W poniedziałek, 29 czerwca, policjanci otrzymali zgłoszenie o tym, że w rejonie jednej z prywatnych firm w Gorzycach (powiat tarnobrzeski), ktoś strzela z broni. Funkcjonariusze szybko ustalili, że na prywatnej posesji, która znajduję się nieopodal firmy, przy ogrodzeniu właściciel posesji ustawił jako cel puszki i strzelał do nich z wiatrówki. Pociski przelatywały jednak na teren firmy. Okazało się, że jeden z pocisków przeleciał tuż obok pracownika ochrony.
- Policjanci zatrzymali mężczyznę. Sprawcą okazał się 35-letni mieszkaniec Gorzyc.

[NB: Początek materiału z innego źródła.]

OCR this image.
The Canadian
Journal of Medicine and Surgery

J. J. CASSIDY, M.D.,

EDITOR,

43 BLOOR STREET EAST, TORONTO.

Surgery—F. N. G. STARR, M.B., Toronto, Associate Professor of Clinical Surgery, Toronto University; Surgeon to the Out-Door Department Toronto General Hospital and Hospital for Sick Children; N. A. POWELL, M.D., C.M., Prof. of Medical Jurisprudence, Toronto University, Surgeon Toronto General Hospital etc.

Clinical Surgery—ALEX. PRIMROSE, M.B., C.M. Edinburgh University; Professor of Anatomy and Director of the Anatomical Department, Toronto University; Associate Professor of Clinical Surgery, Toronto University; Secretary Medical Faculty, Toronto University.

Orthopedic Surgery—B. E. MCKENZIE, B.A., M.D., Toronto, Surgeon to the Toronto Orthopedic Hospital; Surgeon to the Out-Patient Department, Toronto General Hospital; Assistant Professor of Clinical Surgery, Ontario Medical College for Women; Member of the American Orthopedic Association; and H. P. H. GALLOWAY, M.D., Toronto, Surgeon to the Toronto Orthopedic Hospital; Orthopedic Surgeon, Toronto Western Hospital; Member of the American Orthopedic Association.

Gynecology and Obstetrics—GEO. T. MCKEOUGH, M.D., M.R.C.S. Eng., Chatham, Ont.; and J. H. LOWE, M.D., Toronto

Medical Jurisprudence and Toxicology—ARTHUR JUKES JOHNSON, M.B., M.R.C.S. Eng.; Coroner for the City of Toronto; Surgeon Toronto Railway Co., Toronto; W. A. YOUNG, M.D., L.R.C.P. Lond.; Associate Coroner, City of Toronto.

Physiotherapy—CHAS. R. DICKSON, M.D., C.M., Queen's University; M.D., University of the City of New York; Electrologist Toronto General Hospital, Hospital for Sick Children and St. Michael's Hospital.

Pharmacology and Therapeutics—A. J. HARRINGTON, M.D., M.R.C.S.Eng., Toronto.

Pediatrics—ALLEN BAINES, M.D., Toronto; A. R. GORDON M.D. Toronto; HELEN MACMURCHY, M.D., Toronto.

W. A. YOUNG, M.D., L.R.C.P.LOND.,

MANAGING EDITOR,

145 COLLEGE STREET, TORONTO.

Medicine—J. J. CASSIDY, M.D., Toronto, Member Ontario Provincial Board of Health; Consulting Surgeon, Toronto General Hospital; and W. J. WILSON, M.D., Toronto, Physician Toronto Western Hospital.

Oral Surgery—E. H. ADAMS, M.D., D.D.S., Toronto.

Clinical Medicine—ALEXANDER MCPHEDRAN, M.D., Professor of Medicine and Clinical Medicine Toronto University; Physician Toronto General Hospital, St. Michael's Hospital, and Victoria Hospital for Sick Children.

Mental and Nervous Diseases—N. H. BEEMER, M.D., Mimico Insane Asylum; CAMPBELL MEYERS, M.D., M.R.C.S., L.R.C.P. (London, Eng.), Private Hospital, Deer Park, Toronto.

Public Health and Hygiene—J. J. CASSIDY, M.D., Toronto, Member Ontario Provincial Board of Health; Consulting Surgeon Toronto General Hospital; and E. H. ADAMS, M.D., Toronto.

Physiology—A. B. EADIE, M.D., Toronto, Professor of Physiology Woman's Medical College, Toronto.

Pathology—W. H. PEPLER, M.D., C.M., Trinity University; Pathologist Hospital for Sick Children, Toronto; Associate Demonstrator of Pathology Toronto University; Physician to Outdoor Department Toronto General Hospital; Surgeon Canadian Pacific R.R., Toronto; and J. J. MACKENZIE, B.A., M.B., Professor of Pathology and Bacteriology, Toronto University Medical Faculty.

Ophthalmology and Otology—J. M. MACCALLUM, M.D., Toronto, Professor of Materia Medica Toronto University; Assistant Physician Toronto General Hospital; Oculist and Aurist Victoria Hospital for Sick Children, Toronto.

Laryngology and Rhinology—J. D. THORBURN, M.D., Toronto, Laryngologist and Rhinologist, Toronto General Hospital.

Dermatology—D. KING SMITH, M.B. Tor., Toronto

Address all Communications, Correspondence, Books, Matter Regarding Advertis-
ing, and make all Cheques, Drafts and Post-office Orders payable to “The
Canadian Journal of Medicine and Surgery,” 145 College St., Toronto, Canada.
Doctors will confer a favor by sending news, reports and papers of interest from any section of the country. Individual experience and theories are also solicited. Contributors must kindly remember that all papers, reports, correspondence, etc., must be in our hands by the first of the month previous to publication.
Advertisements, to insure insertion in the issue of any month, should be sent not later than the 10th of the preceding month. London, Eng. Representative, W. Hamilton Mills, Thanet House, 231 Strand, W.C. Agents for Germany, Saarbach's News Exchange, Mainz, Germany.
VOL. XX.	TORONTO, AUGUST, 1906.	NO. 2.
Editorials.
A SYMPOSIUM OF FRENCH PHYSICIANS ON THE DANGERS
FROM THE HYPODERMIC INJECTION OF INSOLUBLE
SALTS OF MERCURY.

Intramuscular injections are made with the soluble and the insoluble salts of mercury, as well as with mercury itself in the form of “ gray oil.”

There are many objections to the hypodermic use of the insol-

Funkcjonariusze zabezpieczyli wiatrówkę ze śrutami. Mężczyzna usłyszał zarzut narażenia ludzi na bezpośrednie niebezpieczeństwo utraty życia albo ciężkiego uszczerbku na zdrowiu. Przyznał się do popełnionego przestępstwa. Grozi mu teraz kara do roku pozbawienia wolności.
- wyjaśnia podinspektor Beata Jędrzejewska-Wrona, oficer prasowy Komendy Miejskiej Policji w Tarnobrzegu.